PAIR-Former: Budgeted Relational MIL for miRNA Target Prediction
Jiaqi Yin, Baiming Chen, Jia Fei, Mingjun Yang
TL;DR
The paper addresses functional miRNA–mRNA target prediction where each transcript yields a large, heavy-tailed pool of candidate target sites (CTSs) but only a bag-level label is observed. It formalizes this as Budgeted Relational MIL (BR-MIL) and introduces PAIR-Former, which uses a cheap full-pool scan, a CPU-based budgeted selector (STSelector), and a Set Transformer aggregator on a selected subset of CTSs. The authors provide theoretical results linking the budget $K$ to approximation error and generalization, and demonstrate empirically that PAIR-Former outperforms max-pooling baselines under a practical budget (K*=64) on miRAW, with a tunable accuracy–compute trade-off as $K$ varies.
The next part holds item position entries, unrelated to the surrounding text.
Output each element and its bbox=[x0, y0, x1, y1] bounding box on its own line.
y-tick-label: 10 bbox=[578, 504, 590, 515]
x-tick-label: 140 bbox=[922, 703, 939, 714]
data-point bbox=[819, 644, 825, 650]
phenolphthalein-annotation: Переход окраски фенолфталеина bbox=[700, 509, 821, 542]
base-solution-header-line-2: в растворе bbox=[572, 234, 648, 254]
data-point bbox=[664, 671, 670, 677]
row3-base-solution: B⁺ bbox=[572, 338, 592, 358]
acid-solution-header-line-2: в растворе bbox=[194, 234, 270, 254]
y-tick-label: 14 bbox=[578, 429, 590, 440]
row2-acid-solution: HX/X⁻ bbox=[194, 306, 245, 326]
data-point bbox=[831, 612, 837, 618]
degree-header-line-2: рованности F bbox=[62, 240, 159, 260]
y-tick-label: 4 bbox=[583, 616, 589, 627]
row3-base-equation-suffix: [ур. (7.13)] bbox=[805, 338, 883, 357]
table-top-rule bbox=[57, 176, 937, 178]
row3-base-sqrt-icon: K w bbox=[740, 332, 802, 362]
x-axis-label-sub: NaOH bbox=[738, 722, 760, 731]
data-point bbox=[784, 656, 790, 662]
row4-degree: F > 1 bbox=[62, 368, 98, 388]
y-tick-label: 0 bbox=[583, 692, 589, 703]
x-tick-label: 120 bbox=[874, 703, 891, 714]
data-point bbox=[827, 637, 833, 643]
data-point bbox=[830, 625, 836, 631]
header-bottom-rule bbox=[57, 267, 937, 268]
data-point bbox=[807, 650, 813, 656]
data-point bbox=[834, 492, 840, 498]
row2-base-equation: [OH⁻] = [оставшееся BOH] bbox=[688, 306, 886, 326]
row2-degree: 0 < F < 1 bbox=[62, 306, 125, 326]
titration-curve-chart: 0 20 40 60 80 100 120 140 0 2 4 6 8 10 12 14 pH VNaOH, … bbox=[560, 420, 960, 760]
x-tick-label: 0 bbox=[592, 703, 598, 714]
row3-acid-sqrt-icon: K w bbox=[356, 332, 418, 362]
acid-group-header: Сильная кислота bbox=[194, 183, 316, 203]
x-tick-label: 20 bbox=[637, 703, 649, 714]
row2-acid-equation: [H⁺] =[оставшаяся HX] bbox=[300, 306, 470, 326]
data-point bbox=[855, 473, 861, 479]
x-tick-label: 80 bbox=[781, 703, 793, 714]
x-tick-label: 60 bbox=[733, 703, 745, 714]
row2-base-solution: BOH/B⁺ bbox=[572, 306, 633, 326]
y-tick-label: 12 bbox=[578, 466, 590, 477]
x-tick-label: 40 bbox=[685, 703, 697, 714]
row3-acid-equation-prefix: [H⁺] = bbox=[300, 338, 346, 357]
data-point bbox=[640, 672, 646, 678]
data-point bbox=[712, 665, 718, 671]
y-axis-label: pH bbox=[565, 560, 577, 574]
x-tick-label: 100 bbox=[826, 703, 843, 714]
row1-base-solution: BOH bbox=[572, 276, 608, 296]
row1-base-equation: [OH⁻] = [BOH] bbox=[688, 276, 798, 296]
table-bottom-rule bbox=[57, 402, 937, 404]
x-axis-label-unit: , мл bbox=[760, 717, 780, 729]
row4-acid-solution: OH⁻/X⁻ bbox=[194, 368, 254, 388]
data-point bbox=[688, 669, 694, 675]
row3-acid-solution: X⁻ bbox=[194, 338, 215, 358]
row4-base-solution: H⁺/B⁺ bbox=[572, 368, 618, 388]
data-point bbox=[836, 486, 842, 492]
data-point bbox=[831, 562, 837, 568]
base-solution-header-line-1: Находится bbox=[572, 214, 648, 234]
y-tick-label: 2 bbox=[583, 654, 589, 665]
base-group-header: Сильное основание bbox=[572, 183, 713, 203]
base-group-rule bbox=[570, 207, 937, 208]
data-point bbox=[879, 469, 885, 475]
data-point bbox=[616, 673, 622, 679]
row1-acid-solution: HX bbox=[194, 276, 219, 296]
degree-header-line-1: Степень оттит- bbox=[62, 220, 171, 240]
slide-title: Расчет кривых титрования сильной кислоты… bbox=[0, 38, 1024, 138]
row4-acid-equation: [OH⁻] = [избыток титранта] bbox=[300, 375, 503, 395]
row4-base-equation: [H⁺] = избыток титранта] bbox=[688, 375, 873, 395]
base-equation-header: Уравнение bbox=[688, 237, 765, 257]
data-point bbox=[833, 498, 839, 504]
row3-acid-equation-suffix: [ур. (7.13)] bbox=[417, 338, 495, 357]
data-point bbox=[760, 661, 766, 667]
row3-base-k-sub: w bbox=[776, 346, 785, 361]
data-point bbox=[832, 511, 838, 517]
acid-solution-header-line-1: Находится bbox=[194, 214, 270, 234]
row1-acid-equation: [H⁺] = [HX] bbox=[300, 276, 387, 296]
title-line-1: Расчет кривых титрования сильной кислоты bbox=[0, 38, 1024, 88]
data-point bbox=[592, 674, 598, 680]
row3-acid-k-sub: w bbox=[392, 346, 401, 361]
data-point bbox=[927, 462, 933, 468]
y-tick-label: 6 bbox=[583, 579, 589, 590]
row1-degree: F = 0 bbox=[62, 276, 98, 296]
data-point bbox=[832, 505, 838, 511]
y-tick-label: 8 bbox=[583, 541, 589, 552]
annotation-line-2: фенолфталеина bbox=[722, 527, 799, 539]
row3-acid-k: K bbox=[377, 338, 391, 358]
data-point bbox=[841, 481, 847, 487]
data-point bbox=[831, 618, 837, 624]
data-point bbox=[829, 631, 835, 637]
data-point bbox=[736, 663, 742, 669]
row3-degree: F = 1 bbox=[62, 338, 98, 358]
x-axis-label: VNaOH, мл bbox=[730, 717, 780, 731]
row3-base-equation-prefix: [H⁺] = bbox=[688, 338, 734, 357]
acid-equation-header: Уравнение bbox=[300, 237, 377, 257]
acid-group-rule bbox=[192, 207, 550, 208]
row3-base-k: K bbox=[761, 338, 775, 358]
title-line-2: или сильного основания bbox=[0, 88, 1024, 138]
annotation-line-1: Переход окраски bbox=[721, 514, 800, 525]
It also discusses the broader implications of budgeted MIL for efficiency in large candidate pools and presents a three-stage training regimen including teacher–student distillation. Overall, the work advances budget-aware relational reasoning in weakly supervised biological prediction tasks and offers a scalable, practical framework for heavy-tailed CTS data.
Abstract
Functional miRNA--mRNA targeting is a large-bag prediction problem: each transcript yields a heavy-tailed pool of candidate target sites (CTSs), yet only a pair-level label is observed. We formalize this regime as \emph{Budgeted Relational Multi-Instance Learning (BR-MIL)}, where at most $K$ instances per bag may receive expensive encoding and relational processing under a hard compute budget. We propose \textbf{PAIR-Former} (Pool-Aware Instance-Relational Transformer), a BR-MIL pipeline that performs a cheap full-pool scan, selects up to $K$ diverse CTSs on CPU, and applies a permutation-invariant Set Transformer aggregator on the selected tokens. On miRAW, PAIR-Former outperforms strong pooling baselines at a practical operating budget ($K^\star{=}64$) while providing a controllable accuracy--compute trade-off as $K$ varies. We further provide theory linking budgeted selection to (i) approximation error decreasing with $K$ and (ii) generalization terms governed by $K$ in the expensive relational component.